O imóvel está situado a apenas uma quadra
do escritório de advocacia de Erenice Guerra. E não é mero acaso. Além
da ex-ministra de Dilma, segundo investigadores, também frequenta o
local o advogado Joaquim Guilherme Pessoa e o empresário Marco Antonio
Puig, ligado à empresa LWS envolvida numa investigação de fraudes em
contratos de informática nos Correios. Puig teria relação com o diretor
da Eletrobras Valter Cardeal, outro apadrinhado de Dilma.
O consórcio construtor de Belo Monte é
liderado pela Andrade Gutierrez em parceria com Odebrecht, Camargo
Correa, Queiroz Galvão e OAS, as mesmas do clube do bilhão, além de
outras cinco menores. A PF sabe que no mesmo local também eram
negociados projetos para captação de investimento de fundos de pensão e
acertos para a anulação de multas fiscais no Carf (Conselho
Administrativo de Recursos Fiscais), que já é alvo de outra operação.

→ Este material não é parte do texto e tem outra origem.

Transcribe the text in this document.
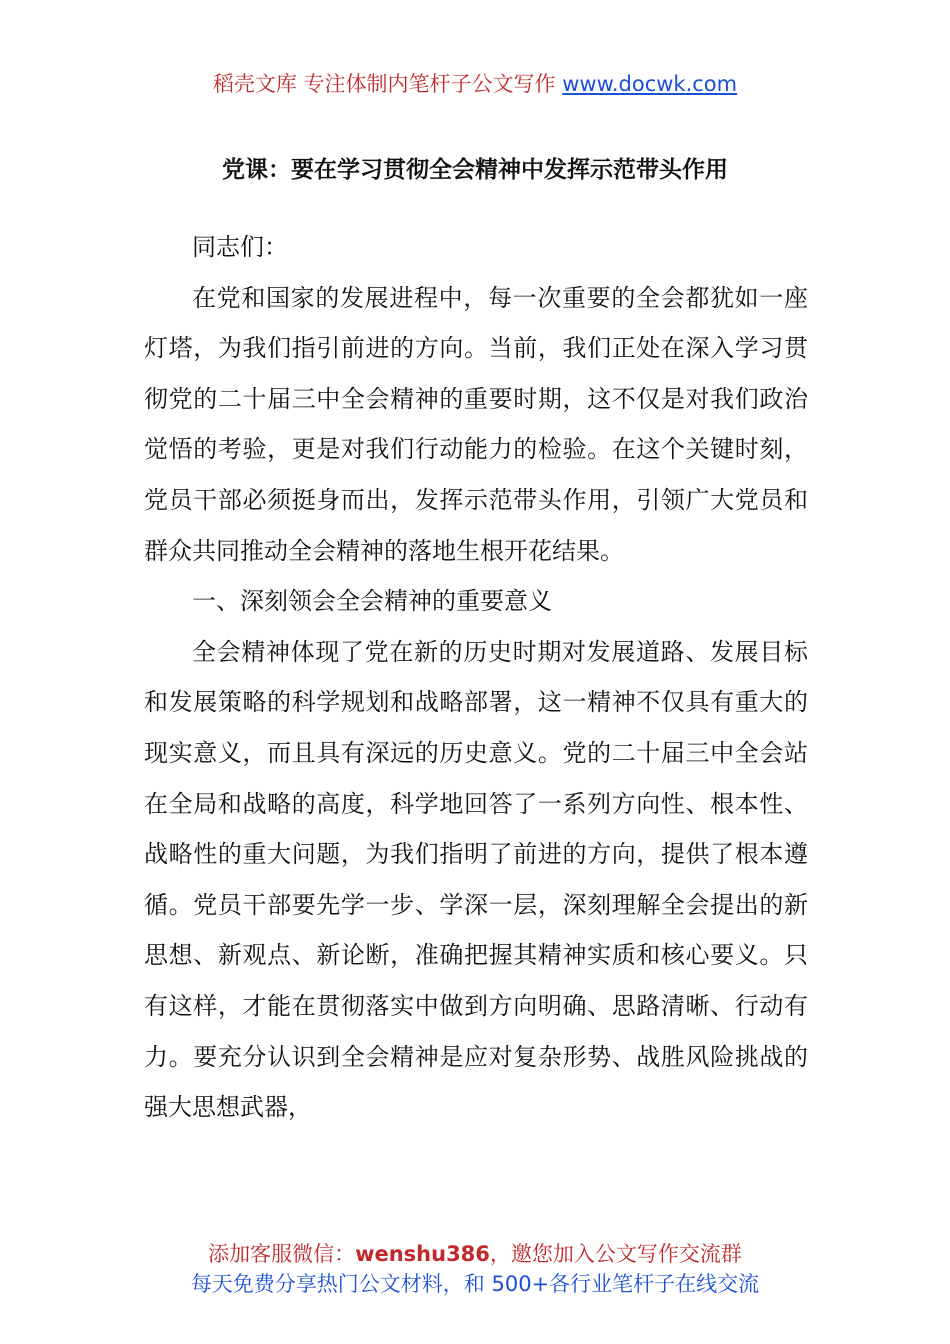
稻壳文库 专注体制内笔杆子公文写作 www.docwk.com
党课：要在学习贯彻全会精神中发挥示范带头作用

同志们：

在党和国家的发展进程中，每一次重要的全会都犹如一座灯塔，为我们指引前进的方向。当前，我们正处在深入学习贯彻党的二十届三中全会精神的重要时期，这不仅是对我们政治觉悟的考验，更是对我们行动能力的检验。在这个关键时刻，党员干部必须挺身而出，发挥示范带头作用，引领广大党员和群众共同推动全会精神的落地生根开花结果。

一、深刻领会全会精神的重要意义

全会精神体现了党在新的历史时期对发展道路、发展目标和发展策略的科学规划和战略部署，这一精神不仅具有重大的现实意义，而且具有深远的历史意义。党的二十届三中全会站在全局和战略的高度，科学地回答了一系列方向性、根本性、战略性的重大问题，为我们指明了前进的方向，提供了根本遵循。党员干部要先学一步、学深一层，深刻理解全会提出的新思想、新观点、新论断，准确把握其精神实质和核心要义。只有这样，才能在贯彻落实中做到方向明确、思路清晰、行动有力。要充分认识到全会精神是应对复杂形势、战胜风险挑战的强大思想武器，

添加客服微信：wenshu386，邀您加入公文写作交流群
每天免费分享热门公文材料，和 500+各行业笔杆子在线交流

Erenice, dizem os investigadores, também atuou na comercialização de
energia. Ela chegou a se associar informalmente ao ex-ministro de Minas e
Energia Silas Rondeau e ao lobista Alexandre Paes dos Santos no
Instituto de Desenvolvimento de Estudos e Projetos Econômicos.
O caso da usina de Belo Monte, orçada em R$
30 bilhões, segundo um procurador da Lava Jato, se relaciona
diretamente com o de Angra 3. A força-tarefa obteve os primeiros
indícios de que o esquema do Petrolão se alastrara para o setor elétrico
quando apreendeu com o doleiro Alberto Youssef a planilha de 750 obras
federais. Mais recentemente, em delação premiada, o ex-presidente da
Camargo Corrêa Dalton Avancini revelou detalhes sobre o superfaturamento
das obras e pagamento de R$ 20 milhões em propinas a políticos, por
meio de empresas de fachada. Avancini citou como um dos beneficiários do
esquema o diretor da Eletronorte Adhemar Palocci, irmão do ex-ministro
Antonio Palocci, que já é investigado em outro procedimento da Lava Lato
e foi um dos coordenadores da campanha de Dilma em 2010 – além de
sinistro da Casa Civil. Adhemar era considerado intocável. Seu nome
surgiu em 2009 na Operação Castelo de Areia.
Avancini também envolveu o nome de Flávio
David Barra, presidente global da Andrade Gutierrez Energia, que era seu
interlocutor nas obras de Belo Monte. Barra foi preso com Othon na
semana passada. A PF cumpriu ainda 30 mandados de busca e apreensão na
sede da Eletronuclear e outros imóveis residenciais e comerciais em
Brasília, Rio de Janeiro, Niterói, São Paulo e Barueri. As prisões se
basearam em movimentações bancárias de empresas envolvidas no esquema e
no depoimento de Avancini, que revelou a existência de um acerto para
pagamento de propinas ao PMDB e a funcionários da Eletronuclear em
relação às obras de Angra 3. Ele contou detalhes de uma reunião feita em
agosto de 2014 e apontou Flávio Barra como “o representante da Andrade
Gutierrez que discutia valores a respeito da propina de Angra 3”,
segundo o procurador Athayde Ribeiro Costa.